What role do industry disruptors like Amazon play in changing the rules and realities of supply chain operations? How will IoT, drones, "flying warehouses" and other trends impact the future of supply chain?
Amazon is the key driver of all the omni-channel initiatives.  Their impact is huge.
UBER, and whether UBER of freight solutions can disrupt the carrier industry the way it has disrupted the taxi industry is worth monitoring. I see an impact. But UBER of freight solutions are execution solutions; they don’t offer all the optimization and savings opportunities a full blow transportation management system does.  So I don’t see a fundamental rearranging of the freight industry based on these emerging solutions.

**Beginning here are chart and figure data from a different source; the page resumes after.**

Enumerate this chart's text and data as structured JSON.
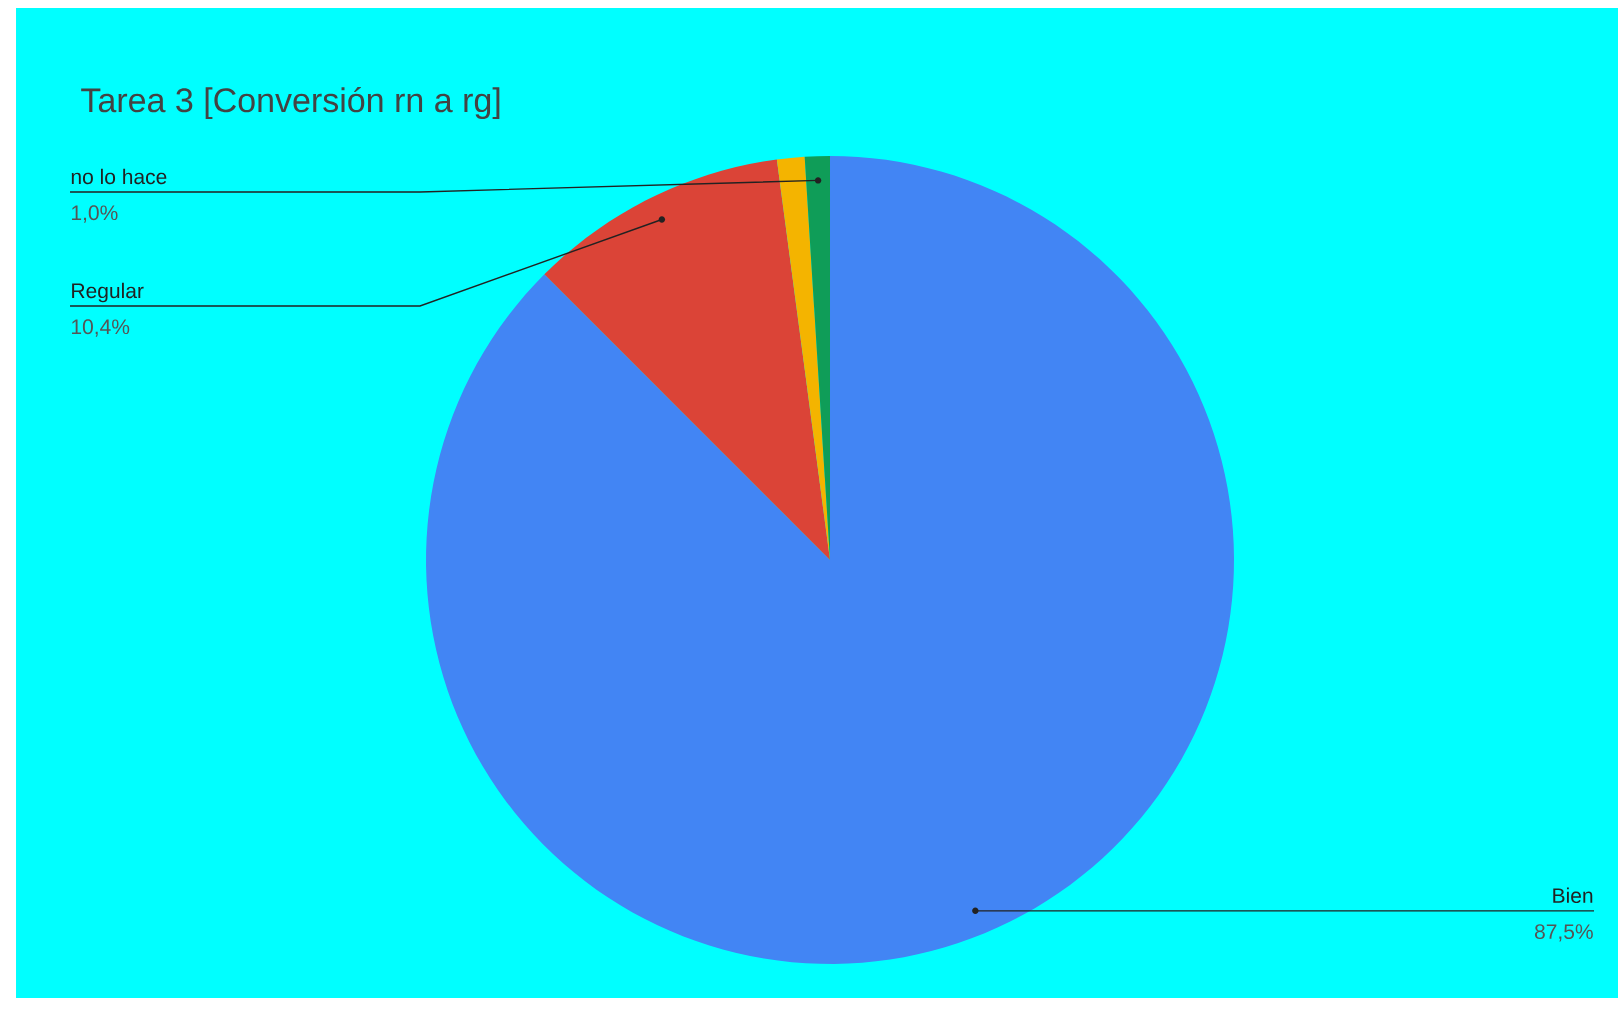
{
  "chart_data": {
    "type": "pie",
    "title": "Tarea 3 [Conversión rn a rg]",
    "categories": [
      "Bien",
      "Regular",
      null,
      "no lo hace"
    ],
    "values": [
      87.5,
      10.4,
      1.1,
      1.0
    ],
    "value_labels": [
      "87,5%",
      "10,4%",
      null,
      "1,0%"
    ],
    "colors": [
      "#4285f4",
      "#db4437",
      "#f4b400",
      "#0f9d58"
    ]
  }
}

IoT in logistics is nothing new.  Warehouse management systems use scanners, a form of sensor information.  The use of telematics and GPS to monitor transportation fleets is nothing new.  But IoT investments are leading to innovations.  IoT generates Big Data, and Big Data analytics, artificial intelligence, and machine learning technologies are advancing very quickly.
Drones and flying warehouses are “pie in the sky.”  I don’t take them seriously.
Robotics I take very, very seriously.  A new generation of mobile robots in the warehouse has arrived that is a form of flexible, scalable automation with a much better ROI than traditional high throughput, material handling.  This technology could wipe out as many jobs as driverless trucks over the next 15 to 20 years.
In light of these looming trends, what can supply chain practitioners do to keep pace? Will the cloud help them get closer to being more agile and flexible so they can better future-proof their supply chains? What other technologies, tactics and best practices are imperative for success?
Future proofing your supply chain is not just about technology. It is about people, process, and technology.  On the people front, companies need to hire and groom good leaders, people who embrace change.  Top down, hierarchical management will not work with millennials.
From a process perspective, getting to higher levels of integrated business planning maturity is key.  And thoughtful collaboration with key partners, whether that occurs within the IBP process or is external to it, also needs to be embraced.
From a technology perspective, the pace of change will not slow down.  Flexible solutions, solutions that allow companies to change their processes on an ongoing basis, are critical.  Customization of applications kills flexibility.  Public cloud solutions do not permit customization.  Providers of private cloud solutions that work hard to discourage customization, should also be embraced.
In conclusion, I’m looking forward to the publication of the book.  I’m interested to see who else they asked to participate, and the answers that they provided.